The initiation of a disturbed lymphatic or blood vascular endothelial development can be either environmental or genetic. For example, hypoxic or nutritional insults or both during gestation can influence endothelial development and cause cardiac defects.27 A disturbed migration of neural crest cells is suggested as one of the causes for abnormal lymphatic and cardiovascular development in fetuses with nuchal edema. Neuronal and endothelial pathways have mutual influences, and this interaction was disturbed in the surrounding regions of jugular lymphatic sacs, aortic arch, and ductus venosus in trisomy 16 mouse embryos, which are an animal model for human trisomy 21.28 An abnormal innervation of the ductus venous and thickening of the endothelium might be attributed to the abnormal flow velocities in fetuses with increased nuchal translucency.28 In a morphological study of human fetuses with nuchal edema and an enlarged jugular lymphatic sac, Miyabara et al29 also suggested the involvement of neural crest cells in lymphatic and cardiovascular malformations. They emphasized that neural crest cells migrate in a hyaluronate-rich matrix and that altered neural crest cell migration can be accompanied by extracellular matrix alterations. This provides an interesting link with the extracellular matrix alterations observed in aneuploid fetuses with increased nuchal translucency.8,30
Aneuploid fetuses seem to form the severe end of the spectrum of anomalies of increased nuchal translucency. This is indicated by the fact that the jugular lymphatic sacs were larger and remained present longer in aneuploid fetuses. The predictive value of jugular lymphatic sac volume for aneuploidy was fair and does not seem to be useful for implementation in a screening model so far. Larger data sets might show better results, as our data set was moderate. On the other hand, the time lag between peak nuchal translucency thickness and jugular lymphatic sac volume requires different optimal times of measurement. Because the probability of aneuploidy was 30% when the jugular lymphatic sacs are detectable on ultrasonography, we suggest that visible jugular lymphatic sacs can serve as a soft marker for aneuploidy. The role for enlarged jugular lymphatic sacs as a sonographic marker for cardiac defects needs further investigation.

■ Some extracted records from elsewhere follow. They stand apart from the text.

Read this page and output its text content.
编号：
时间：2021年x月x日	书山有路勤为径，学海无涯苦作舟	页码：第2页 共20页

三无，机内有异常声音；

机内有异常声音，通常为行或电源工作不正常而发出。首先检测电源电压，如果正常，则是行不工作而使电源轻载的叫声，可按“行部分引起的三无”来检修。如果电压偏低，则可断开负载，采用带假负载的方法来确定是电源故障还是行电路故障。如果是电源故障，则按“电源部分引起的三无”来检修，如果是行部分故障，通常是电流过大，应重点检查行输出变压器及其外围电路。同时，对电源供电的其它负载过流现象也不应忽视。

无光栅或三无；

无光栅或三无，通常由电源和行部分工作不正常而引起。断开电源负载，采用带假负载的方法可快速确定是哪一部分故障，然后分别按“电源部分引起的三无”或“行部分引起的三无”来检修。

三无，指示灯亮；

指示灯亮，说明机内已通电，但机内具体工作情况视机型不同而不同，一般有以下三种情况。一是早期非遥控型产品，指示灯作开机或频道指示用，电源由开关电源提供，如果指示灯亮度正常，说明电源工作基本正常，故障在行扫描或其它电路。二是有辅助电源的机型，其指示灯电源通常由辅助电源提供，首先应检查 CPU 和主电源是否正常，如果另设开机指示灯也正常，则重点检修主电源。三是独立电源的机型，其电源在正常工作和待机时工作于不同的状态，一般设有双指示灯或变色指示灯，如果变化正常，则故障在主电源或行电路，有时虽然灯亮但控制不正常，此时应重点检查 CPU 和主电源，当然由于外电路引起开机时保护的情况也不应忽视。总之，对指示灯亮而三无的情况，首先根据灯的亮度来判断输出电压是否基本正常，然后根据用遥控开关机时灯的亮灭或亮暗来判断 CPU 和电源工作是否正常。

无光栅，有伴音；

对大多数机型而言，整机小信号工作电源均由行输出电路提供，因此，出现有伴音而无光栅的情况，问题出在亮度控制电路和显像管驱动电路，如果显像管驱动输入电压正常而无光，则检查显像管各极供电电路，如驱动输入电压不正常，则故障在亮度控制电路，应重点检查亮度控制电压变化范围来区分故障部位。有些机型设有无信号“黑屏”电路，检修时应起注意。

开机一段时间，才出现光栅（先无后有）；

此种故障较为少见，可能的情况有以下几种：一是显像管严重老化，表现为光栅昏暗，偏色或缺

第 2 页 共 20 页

The finding that nuchal translucency expansion preceded jugular lymphatic sac enlargement differs from previous histological data of trisomy 16 mouse embryos with nuchal edema.13 In these embryos the appearance of distended jugular lymphatic sacs seemed to coincide with nuchal edema. However, different mouse embryos were compared at subsequent embryonic stages and were not in vivo longitudinally followed as in the present study. The difference can also be explained by the fact that the jugular lymphatic sac has to reach a certain size to become visible on ultrasonography, in contrast to nuchal translucency captured between other anatomical structures, which makes it more difficult to visualize the enlarged jugular lymphatic sac in an early stage. More important is the finding of the present study that the development of nuchal translucency and jugular lymphatic sacs with advancing gestation was significantly related.
In conclusion, this study shows a temporal relationship between distension of the jugular lymphatic system and enlargement of increased nuchal translucency. This finding implies that a disturbed lymphatic development is a common denominator in the spectrum of anomalies associated with nuchal translucency. Also, aneuploid fetuses seem to have a more severe disturbance of the lymph angiogenesis.